Ärzte Zeitung, 15.03.2005

Kapsel-Endoskopie optimiert die Wahl der Crohn-Therapie

Deutsche Studie bestätigt Nutzen der Zusatz-Diagnostik

BERLIN (mal). Deutsche Forscher haben in einer prospektiven Studie den Nutzen der Kapsel-Endoskopie zur ergänzenden Diagnostik bei Morbus Crohn bestätigt. Bei zehn von 41 so untersuchten Patienten wurde aufgrund der Befunde die Therapie verändert. Ihre Beschwerden besserten sich daraufhin.

Nur 26 mm lang und 11 mm im Durchmesser: So klein ist die Kapsel zur Dünndarm-Diagnostik. Foto: ÄZ

In ihre Studie haben Kollegen um Dr. Winfried A. Voderholzer von der Charité in Berlin 56 Morbus-Crohn-Kranke aufgenommen.

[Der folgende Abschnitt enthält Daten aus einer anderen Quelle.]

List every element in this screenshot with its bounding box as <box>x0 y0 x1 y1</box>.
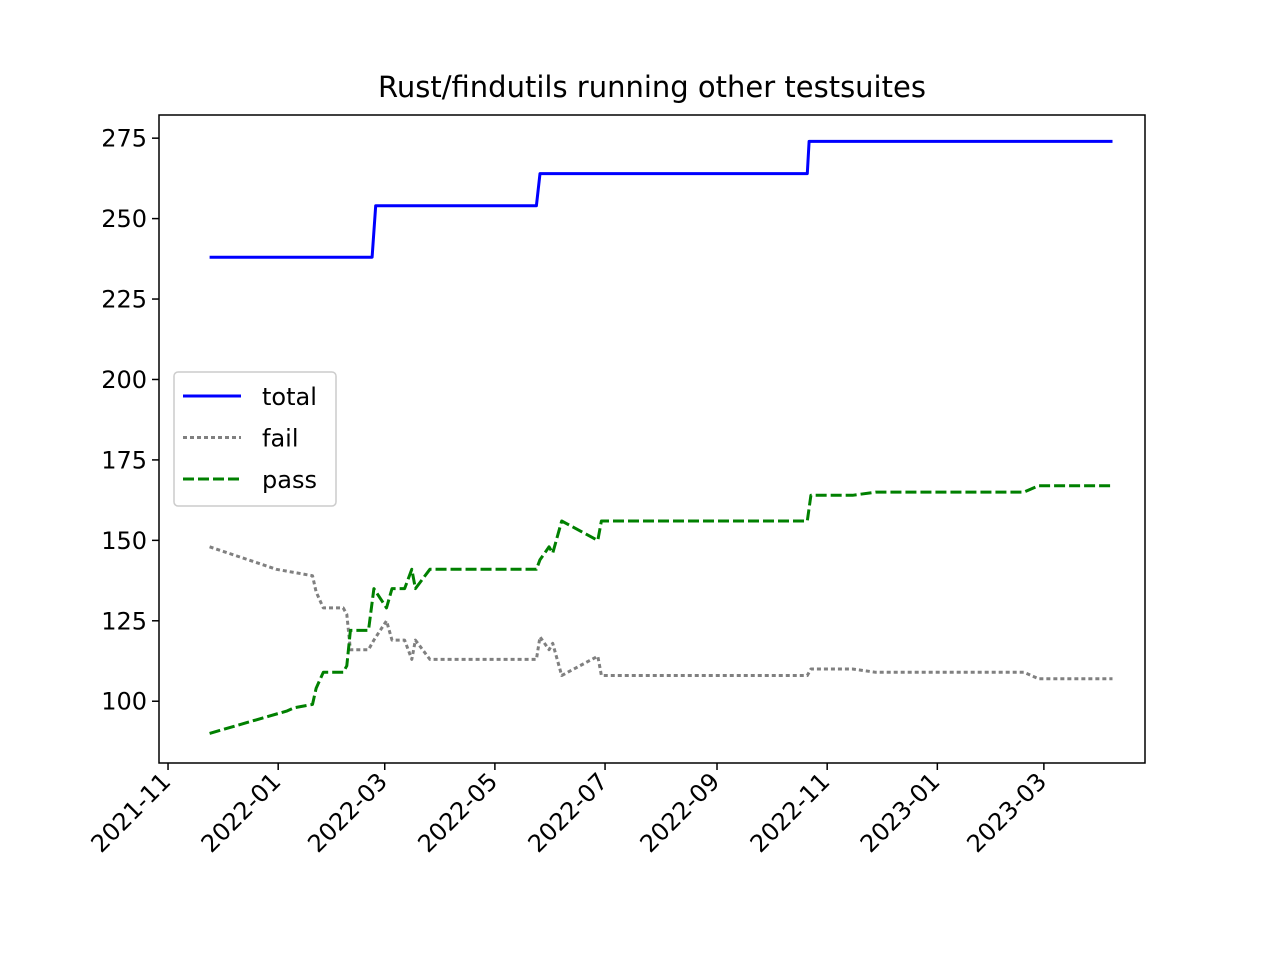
series-line-pass <box>209 484 1113 735</box>
legend-label-fail: fail <box>262 425 299 453</box>
y-tick-label: 100 <box>101 688 147 716</box>
y-tick-label: 175 <box>101 446 147 474</box>
chart-title: Rust/findutils running other testsuites <box>378 70 926 104</box>
y-tick-label: 150 <box>101 527 147 555</box>
y-tick-label: 225 <box>101 286 147 314</box>
y-tick-label: 125 <box>101 607 147 635</box>
x-tick-label: 2023-01 <box>855 767 946 858</box>
x-tick-label: 2022-05 <box>412 767 503 858</box>
legend: total fail pass <box>173 371 337 507</box>
x-tick-label: 2022-11 <box>745 767 836 858</box>
series-line-fail <box>209 545 1113 681</box>
x-tick-label: 2021-11 <box>86 767 177 858</box>
legend-label-pass: pass <box>262 466 317 494</box>
x-tick-label: 2022-07 <box>523 767 614 858</box>
legend-label-total: total <box>262 383 317 411</box>
y-tick-label: 250 <box>101 205 147 233</box>
legend-box <box>173 371 337 507</box>
x-tick-label: 2022-01 <box>196 767 287 858</box>
x-tick-label: 2022-09 <box>635 767 726 858</box>
series-line-total <box>209 139 1113 259</box>
plot-area <box>209 139 1113 735</box>
plot-frame <box>158 114 1146 764</box>
x-tick-label: 2023-03 <box>961 767 1052 858</box>
x-tick-label: 2022-03 <box>302 767 393 858</box>
y-tick-label: 200 <box>101 366 147 394</box>
y-tick-label: 275 <box>101 125 147 153</box>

Alle Patienten wurden mit Ösophagogastroduodenoskopie und Ileo-Koloskopie untersucht. Ferner bekamen alle ein Enteroklysma nach Sellink, die Aufnahmen erfolgten mit CT. Bei 41 Studienteilnehmern (73 Prozent) ohne erkennbare Stenose in den CT-Bildern (Darmlumen von weniger als 1cm Durchmesser) fand zusätzlich eine Kapsel-Endoskopie statt. 33 von ihnen hatten einen Crohn-Schub, acht waren in Remission (Gut 54, 2005, 369).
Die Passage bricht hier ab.